At Chateau St. Jean, the majestic entrance gardens, patterned after those found at Italian and French countryside villas, contain fountains, rare Windmill Palms and formal parterres filled with hydrangeas, dwarf Satsuma mandarin orange trees in terracotta pots, hybrid roses and numerous varieties of annuals and perennials. Moreover, in the spring, the ground is covered with what seems like a sea of white periwinkles, and almost year-round there’s a distinctive pleasant scent set off by sweet olive trees. Visitors to the winery can tour the gardens and even sip wine and picnic on site with the gardens as a backdrop.

Chateau St. Jean is in Kenwood at 8555 Sonoma Highway, little more than an hour car ride from San Francisco.

Wine Notes

Here are some recently sampled Ferrari-Carano and Chateau St. Jean wines. Prices provided are typical local retail for 750 ml bottles.

2010 Ferrari-Carano Sonoma County Fumé Blanc ($15)

Blended from 100 percent Sauvignon Blanc grapes grown in a number of venues around Sonoma County and fermented in stainless steel (65 percent) or older French oak (35 percent), this straw-yellow wine with a fruity bouquet and taste of grapefruit and ripe figs has a touch of pleasant acidity on the finish. It mates particularly well with grilled swordfish, scallops and halibut.

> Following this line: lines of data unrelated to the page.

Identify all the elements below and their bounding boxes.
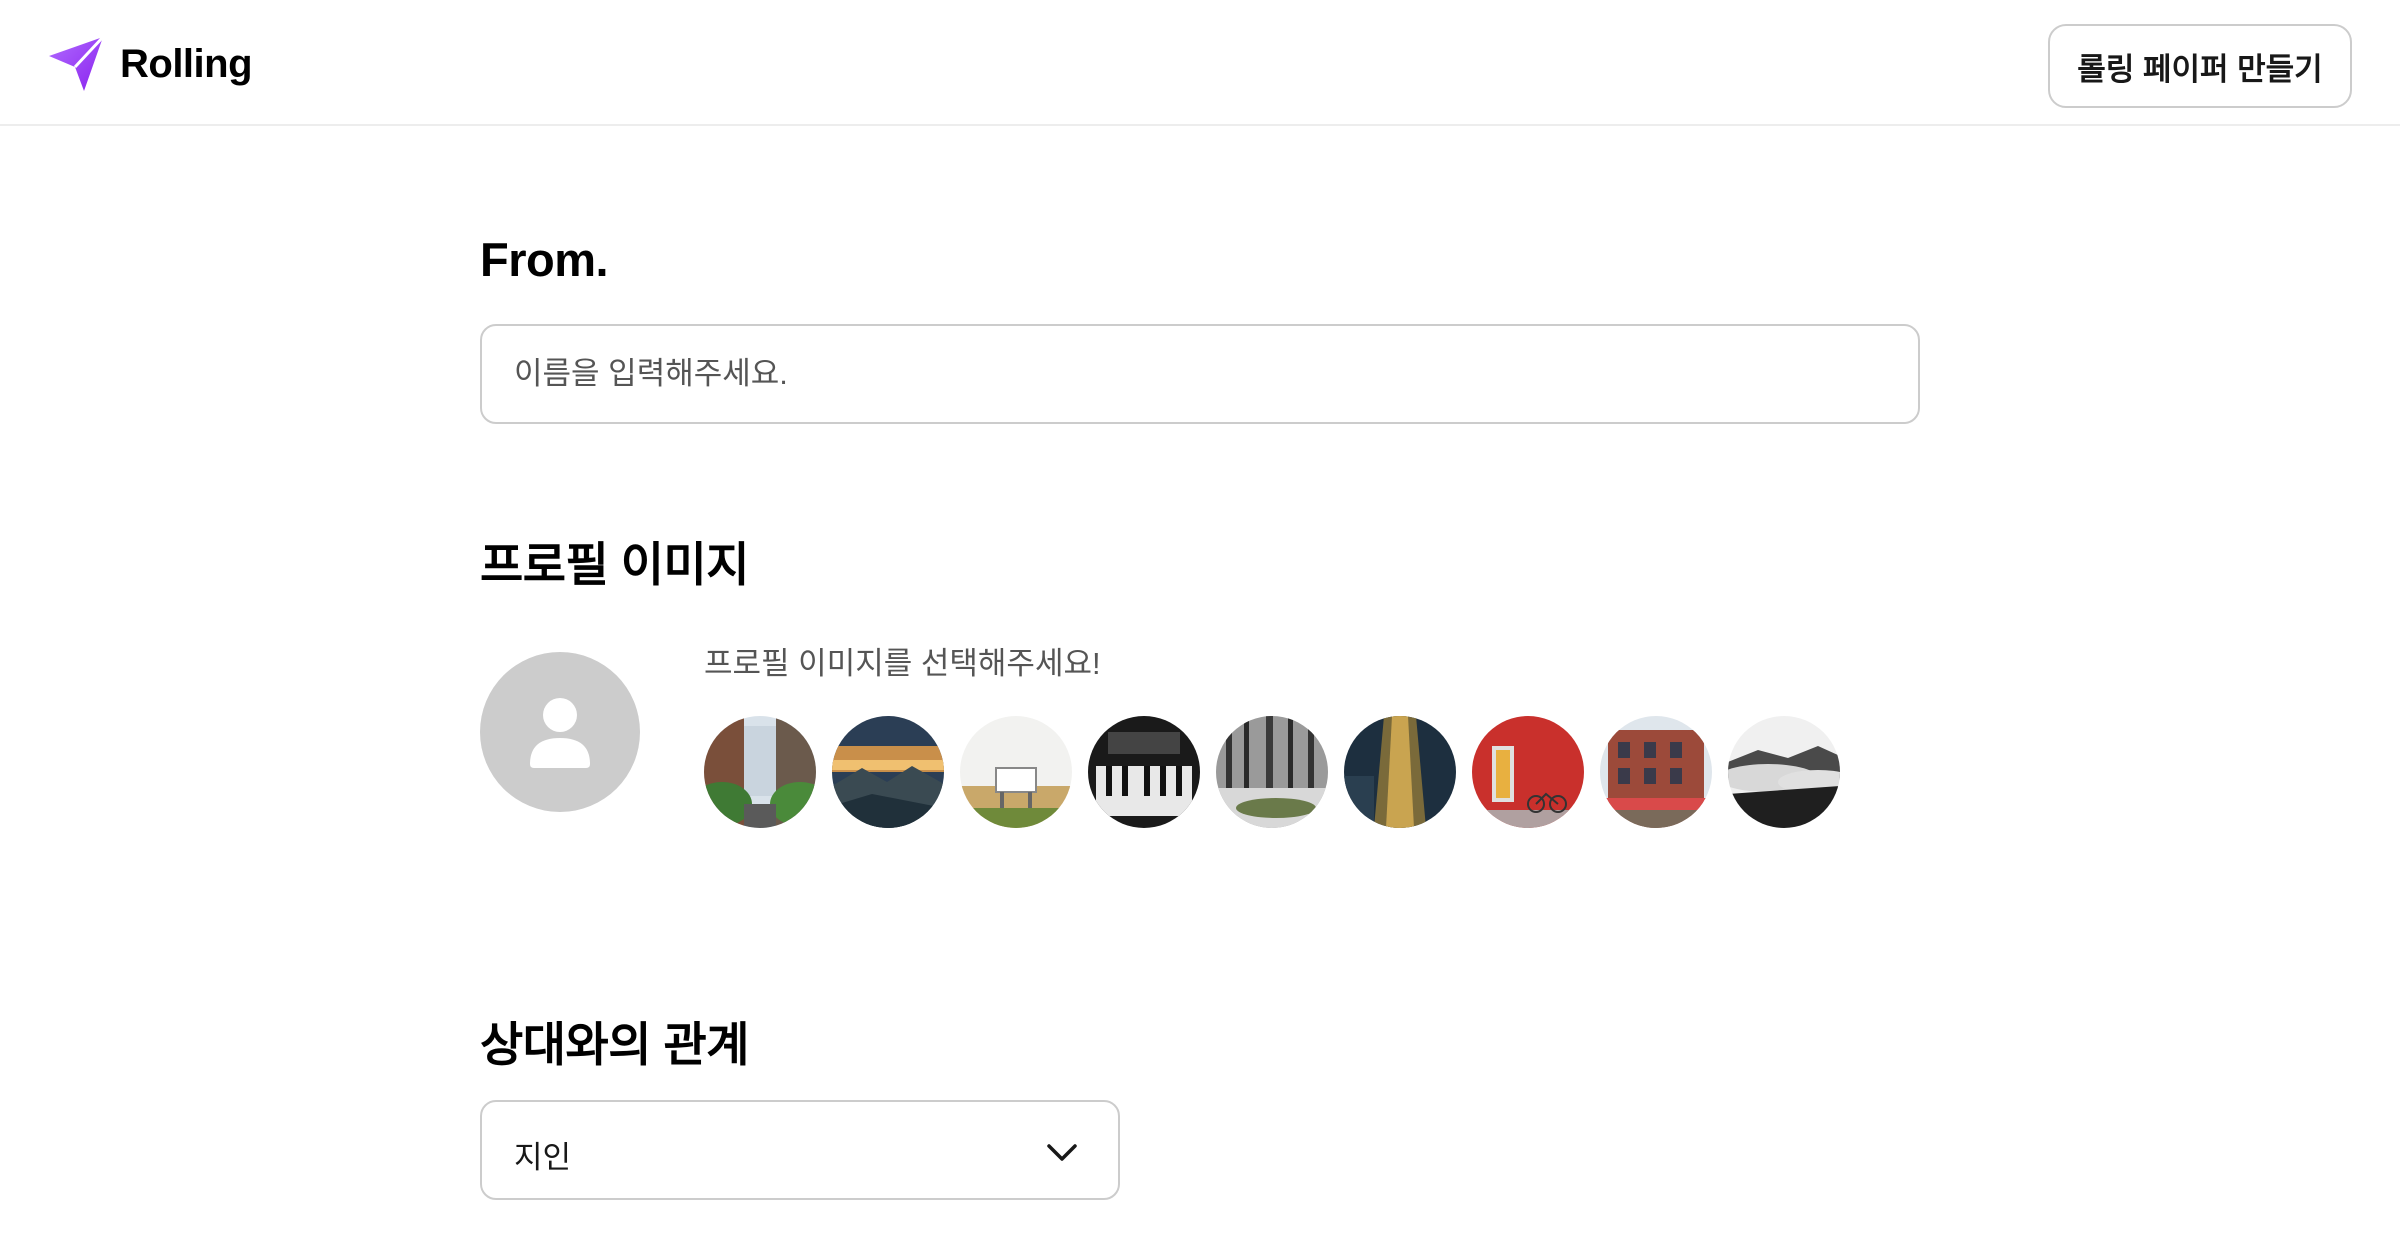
logo[interactable]: Rolling	[46, 34, 253, 94]
profile-image-options	[704, 716, 1844, 828]
profile-image-hint: 프로필 이미지를 선택해주세요!	[704, 646, 1101, 681]
profile-image-option-6[interactable]	[1344, 716, 1456, 828]
chevron-down-icon	[1047, 1144, 1077, 1161]
create-rolling-paper-button[interactable]: 롤링 페이퍼 만들기	[2048, 24, 2352, 108]
top-navigation-bar: Rolling 롤링 페이퍼 만들기	[0, 0, 2400, 126]
profile-image-option-5[interactable]	[1216, 716, 1328, 828]
relationship-select[interactable]: 지인	[480, 1100, 1120, 1200]
relationship-section-title: 상대와의 관계	[480, 1018, 750, 1071]
profile-image-option-4[interactable]	[1088, 716, 1200, 828]
from-section-title: From.	[480, 233, 609, 286]
profile-image-option-9[interactable]	[1728, 716, 1840, 828]
profile-image-option-2[interactable]	[832, 716, 944, 828]
profile-image-option-7[interactable]	[1472, 716, 1584, 828]
profile-image-option-8[interactable]	[1600, 716, 1712, 828]
profile-image-section-title: 프로필 이미지	[480, 538, 750, 591]
profile-image-option-1[interactable]	[704, 716, 816, 828]
person-icon	[530, 698, 590, 768]
paper-plane-logo-icon	[49, 35, 105, 91]
profile-image-option-3[interactable]	[960, 716, 1072, 828]
selected-profile-avatar	[480, 652, 640, 812]
app-name: Rolling	[120, 41, 253, 86]
relationship-selected-value: 지인	[514, 1140, 572, 1175]
name-input[interactable]	[480, 324, 1920, 424]
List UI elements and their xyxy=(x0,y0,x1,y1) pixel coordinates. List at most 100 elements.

2008 Ferrari-Carano Merlot ($16)

This wine exhibits a deep purple color and bouquet and taste of cherries, blackberries, plums and hints of oak that go well with beef, lamb or veal. It should improve with age, and in fact, a recently opened bottle of the 1987 vintage showed a velvety smooth wine with a complex bouquet and taste reminiscent of a well-aged Pomerol, like Chateau Trotanoy or Chateau Le Pin.

2010 Chateau St. Jean Sonoma Chardonnay ($10)

This is a straightforward wine that has a bouquet and taste of pears and pineapple, with a hint of vanilla and a smooth pleasant finish. Not as elegant as the famed, premium 100 percent Robert Young Vineyard Chardonnay from this producer, this wine nonetheless makes a great quaff to enjoy with shellfish, grilled chicken and mild cheeses.

2006 Chateau St. Jean Sonoma Merlot ($14)

Better than many Merlots selling for twice the price, this wine shows a fruity bouquet and taste of ripe cherries and chocolate with a smooth finish that perfectly matches the flavors of grilled salmon, barbecued chicken and blue-veined cheeses.